Que conseillerais-tu à quelqu’un qui veut se lancer dans la photographie ?
Je n’ai pas de conseils “pratiques” à proprement parler pour se lancer, mis à part qu’il ne faut jamais se limiter à cause du matériel. La contrainte de moyens techniques et financiers permet souvent de développer des approches originales, ce qui n’est pas toujours le cas avec l’appareil photo dernier cri. Pour le reste, chacun part de là où il est. Il existe une multitude de trajectoires, sans pour autant que l’une soit préférable à l’autre. En revanche, le plus important à mon sens est d’avoir quelque chose à dire, de chercher ce quelque chose comme un trésor puis de tout mettre en œuvre pour le dire. J’ai le sentiment que si chaque jour on s’interroge sur ce qui nous anime vraiment et qu’on finit par trouver cette source vive, alors le reste n’est que formalité. Cette vision des choses est peut-être assez idéaliste mais elle me semble plus intéressante que de réfléchir en termes de débouchés ou de carrière, même si c’est aussi parfois nécessaire, ce n’est pas l’essentiel.
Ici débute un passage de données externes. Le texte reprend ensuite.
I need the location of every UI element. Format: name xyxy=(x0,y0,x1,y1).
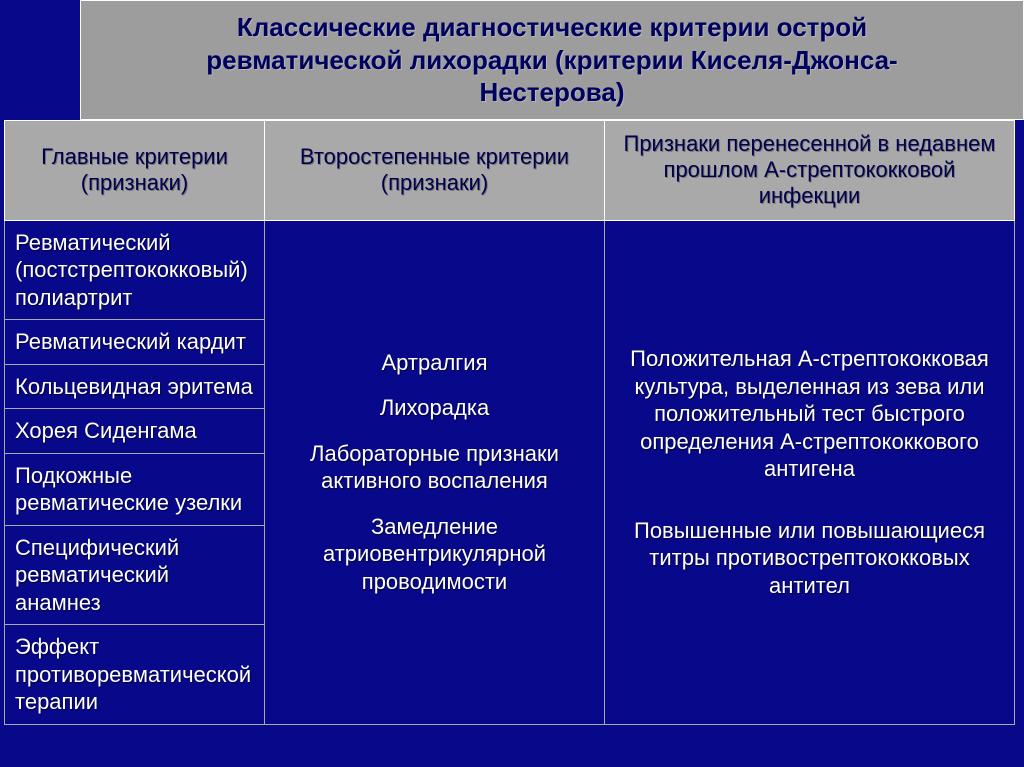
header-col3: Признаки перенесенной в недавнем прошлом… xyxy=(605,120,1015,220)
minor-criterion: Замедление атриовентрикулярной проводимо… xyxy=(275,513,594,596)
major-criterion: Специфический ревматический анамнез xyxy=(5,525,265,625)
evidence-cell: Положительная А-стрептококковая культура… xyxy=(605,220,1015,724)
minor-criterion: Лабораторные признаки активного воспален… xyxy=(275,440,594,495)
minor-criterion: Артралгия xyxy=(275,349,594,377)
table-row: Ревматический (постстрептококковый) поли… xyxy=(5,220,1015,320)
minor-criterion: Лихорадка xyxy=(275,394,594,422)
header-col2: Второстепенные критерии (признаки) xyxy=(265,120,605,220)
major-criterion: Эффект противоревматической терапии xyxy=(5,625,265,725)
major-criterion: Подкожные ревматические узелки xyxy=(5,453,265,525)
slide: Классические диагностические критерии ос… xyxy=(0,0,1024,767)
major-criterion: Ревматический (постстрептококковый) поли… xyxy=(5,220,265,320)
major-criterion: Хорея Сиденгама xyxy=(5,409,265,454)
evidence-item: Положительная А-стрептококковая культура… xyxy=(615,345,1004,483)
minor-criteria-cell: Артралгия Лихорадка Лабораторные признак… xyxy=(265,220,605,724)
criteria-table: Главные критерии (признаки) Второстепенн… xyxy=(4,120,1015,725)
table-header-row: Главные критерии (признаки) Второстепенн… xyxy=(5,120,1015,220)
major-criterion: Ревматический кардит xyxy=(5,320,265,365)
evidence-item: Повышенные или повышающиеся титры против… xyxy=(615,517,1004,600)
slide-title: Классические диагностические критерии ос… xyxy=(80,0,1024,120)
header-col1: Главные критерии (признаки) xyxy=(5,120,265,220)
major-criterion: Кольцевидная эритема xyxy=(5,364,265,409)
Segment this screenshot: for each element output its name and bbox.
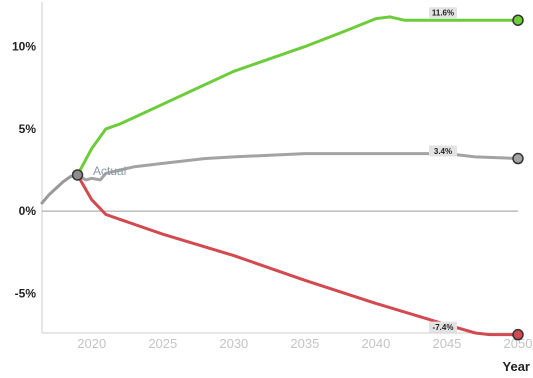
axes: 10% 5% 0% -5% 2020 2025 2030 2035 2040 2045 2050 Ye… — [12, 2, 532, 374]
y-tick-label: -5% — [15, 286, 37, 300]
x-tick-label: 2040 — [361, 336, 390, 351]
data-label-text: 3.4% — [434, 147, 452, 156]
series-markers — [71, 14, 524, 341]
x-tick-label: 2050 — [504, 336, 533, 351]
x-tick-label: 2035 — [290, 336, 319, 351]
end-point-mid — [512, 152, 524, 165]
data-label-low: -7.4% — [429, 321, 457, 333]
data-labels: 11.6% 3.4% -7.4% Actual — [93, 7, 457, 333]
series-line-mid — [76, 152, 520, 182]
x-axis-title: Year — [503, 359, 530, 374]
series-line-low — [76, 173, 520, 337]
data-label-bg — [429, 145, 457, 157]
data-label-bg — [429, 7, 457, 19]
series-lines — [40, 15, 520, 337]
data-label-bg — [429, 321, 457, 333]
data-label-text: -7.4% — [433, 323, 454, 332]
x-tick-label: 2030 — [219, 336, 248, 351]
x-tick-label: 2025 — [148, 336, 177, 351]
x-tick-label: 2020 — [77, 336, 106, 351]
y-tick-label: 0% — [19, 204, 37, 218]
data-label-high: 11.6% — [429, 7, 457, 19]
junction-point — [71, 169, 84, 181]
actual-annotation: Actual — [93, 164, 126, 178]
y-tick-label: 5% — [19, 122, 37, 136]
x-tick-label: 2045 — [432, 336, 461, 351]
series-line-high — [76, 15, 520, 177]
end-point-high — [512, 14, 524, 26]
data-label-mid: 3.4% — [429, 145, 457, 157]
data-label-text: 11.6% — [432, 9, 454, 18]
end-point-low — [512, 328, 524, 341]
series-line-actual — [40, 173, 79, 205]
y-tick-label: 10% — [12, 40, 36, 54]
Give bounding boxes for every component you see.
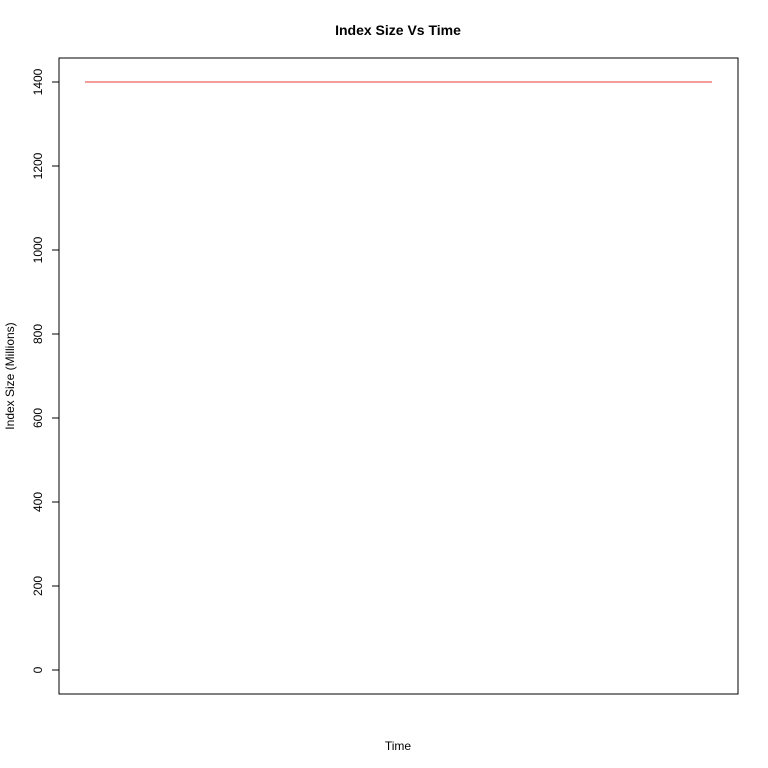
y-tick-label: 600 — [31, 408, 45, 428]
y-tick-label: 1200 — [31, 152, 45, 179]
x-axis-label: Time — [385, 739, 412, 753]
y-tick-label: 1000 — [31, 236, 45, 263]
y-tick-label: 0 — [31, 666, 45, 673]
y-tick-label: 200 — [31, 576, 45, 596]
y-tick-label: 1400 — [31, 68, 45, 95]
y-tick-label: 800 — [31, 324, 45, 344]
y-axis: 0 200 400 600 800 1000 1200 1400 — [31, 68, 59, 673]
plot-frame — [58, 57, 739, 695]
chart-title: Index Size Vs Time — [335, 22, 461, 38]
y-axis-label: Index Size (Millions) — [3, 322, 17, 429]
y-tick-label: 400 — [31, 492, 45, 512]
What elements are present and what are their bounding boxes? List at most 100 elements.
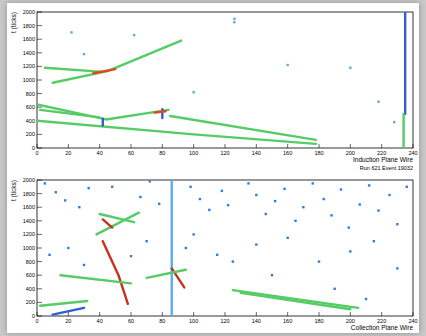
hit: [333, 288, 335, 290]
y-tick-label: 800: [26, 91, 35, 97]
hit: [133, 34, 135, 36]
hit: [330, 214, 332, 216]
track: [241, 293, 351, 309]
x-tick: [99, 312, 100, 316]
x-tick: [319, 144, 320, 148]
track: [97, 213, 139, 235]
y-tick: [37, 261, 42, 262]
x-tick: [68, 144, 69, 148]
x-tick: [256, 312, 257, 316]
panel: 0204060801001201401601802002202400200400…: [10, 177, 418, 331]
hit: [233, 21, 235, 23]
x-tick: [37, 144, 38, 148]
hit: [139, 196, 141, 198]
hit: [185, 247, 187, 249]
y-tick-label: 1800: [23, 191, 35, 197]
x-tick-label: 100: [189, 318, 198, 324]
track: [61, 275, 132, 283]
y-tick: [37, 134, 42, 135]
y-tick: [37, 12, 42, 13]
y-axis-title: t (ticks): [10, 180, 18, 201]
x-tick: [350, 312, 351, 316]
hit: [323, 198, 325, 200]
x-tick-label: 60: [128, 150, 134, 156]
y-tick-label: 1200: [23, 63, 35, 69]
hit: [199, 198, 201, 200]
hit: [294, 220, 296, 222]
hit: [233, 18, 235, 20]
y-tick-label: 1400: [23, 218, 35, 224]
x-tick: [162, 312, 163, 316]
y-tick-label: 1600: [23, 204, 35, 210]
y-tick: [37, 107, 42, 108]
hit: [88, 187, 90, 189]
hit: [130, 255, 132, 257]
x-tick-label: 160: [283, 150, 292, 156]
y-tick-label: 400: [26, 118, 35, 124]
y-tick-label: 200: [26, 131, 35, 137]
track: [170, 116, 316, 140]
track: [40, 110, 100, 117]
hit: [70, 31, 72, 33]
y-tick-label: 0: [32, 145, 35, 151]
y-tick: [37, 234, 42, 235]
hit: [365, 298, 367, 300]
y-tick: [37, 207, 42, 208]
hit: [158, 203, 160, 205]
x-tick-label: 160: [283, 318, 292, 324]
hit: [396, 267, 398, 269]
hit: [377, 209, 379, 211]
x-tick: [413, 312, 414, 316]
x-tick: [131, 144, 132, 148]
hit: [232, 260, 234, 262]
hit: [377, 101, 379, 103]
x-tick: [287, 144, 288, 148]
data-layer: [40, 180, 408, 316]
plot-frame: [37, 12, 413, 148]
hit: [44, 182, 46, 184]
hit: [192, 91, 194, 93]
x-tick-label: 140: [252, 150, 261, 156]
x-tick: [37, 312, 38, 316]
hit: [78, 206, 80, 208]
hit: [83, 264, 85, 266]
y-tick-label: 800: [26, 259, 35, 265]
y-tick-label: 200: [26, 299, 35, 305]
hit: [348, 226, 350, 228]
x-tick-label: 20: [65, 318, 71, 324]
track: [45, 68, 103, 72]
hit: [189, 186, 191, 188]
x-tick: [68, 312, 69, 316]
hit: [274, 200, 276, 202]
track: [37, 104, 169, 119]
hit: [359, 203, 361, 205]
y-tick-label: 2000: [23, 177, 35, 183]
x-tick-label: 0: [35, 150, 38, 156]
y-tick: [37, 180, 42, 181]
hit: [283, 188, 285, 190]
track: [53, 308, 84, 315]
hit: [48, 254, 50, 256]
y-tick: [37, 25, 42, 26]
x-tick: [225, 312, 226, 316]
y-tick: [37, 80, 42, 81]
y-tick-label: 600: [26, 272, 35, 278]
y-tick: [37, 275, 42, 276]
hit: [247, 182, 249, 184]
track: [171, 180, 173, 316]
hit: [340, 188, 342, 190]
hit: [286, 64, 288, 66]
x-tick: [162, 144, 163, 148]
track: [155, 111, 166, 112]
hit: [216, 254, 218, 256]
panel: 0204060801001201401601802002202400200400…: [10, 9, 418, 171]
y-tick: [37, 148, 42, 149]
hit: [368, 184, 370, 186]
hit: [208, 209, 210, 211]
x-tick: [381, 144, 382, 148]
x-tick: [256, 144, 257, 148]
hit: [265, 213, 267, 215]
hit: [221, 190, 223, 192]
hit: [406, 186, 408, 188]
track: [40, 301, 87, 306]
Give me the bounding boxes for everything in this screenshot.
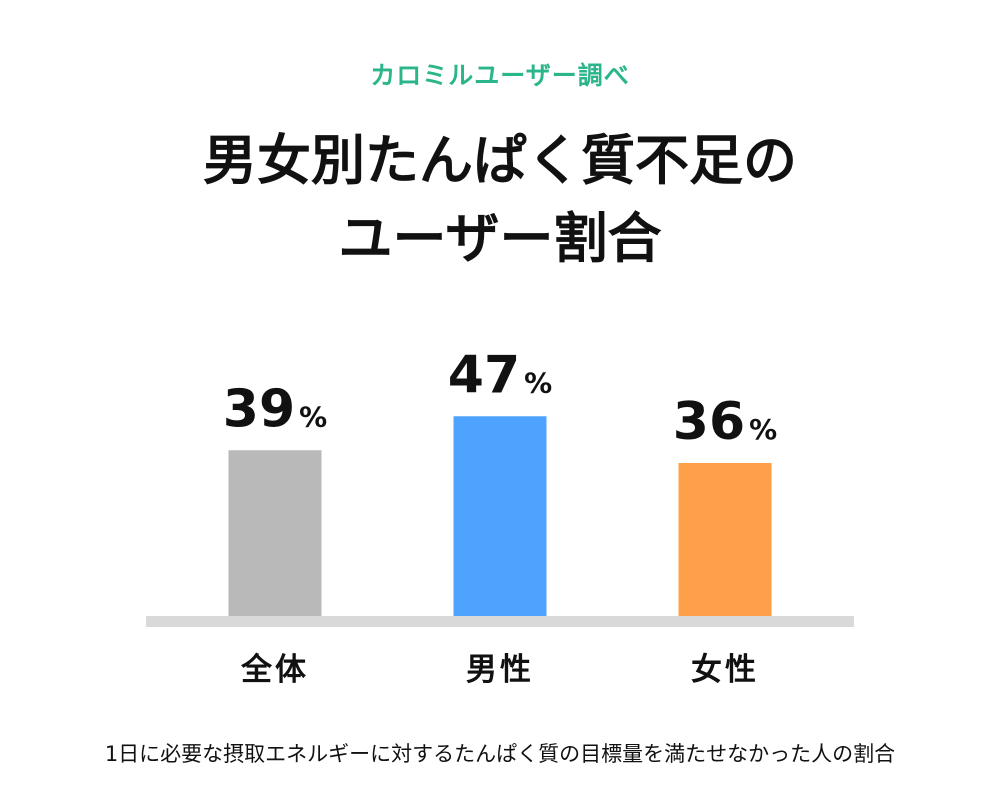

Quels sont tes futurs projets ?
Je réalise actuellement mes premières images pour un projet intitulé Le sentiment de la forêt, qui fera l’objet d’une exposition d’ici deux ans. J’ai décidé de revenir à mes “fondamentaux” en abordant ce à quoi je suis sensible depuis l’enfance : la forêt et ses habitants. Je tente de déployer un langage visuel capable de rendre plus concrète et visible la cohabitation entre vivants au sein de la forêt. Ce projet vise ainsi à défendre une forêt riche en vivants, à travers une représentation photographique qui laisse tout d’abord la place à l’animal dans son territoire, sans pour autant exclure l’humain. Par ailleurs, Adieu à la photographie vient de sortir. Il s’agit d’un livre photographique réalisé avec 16 autres photographes, sous la direction artistique d’Olivier Davenas et Chloé Rieb. L’ouvrage, à la fois théorique et photographique, a pour vocation de promouvoir la richesse intellectuelle et expressive du médium photographique.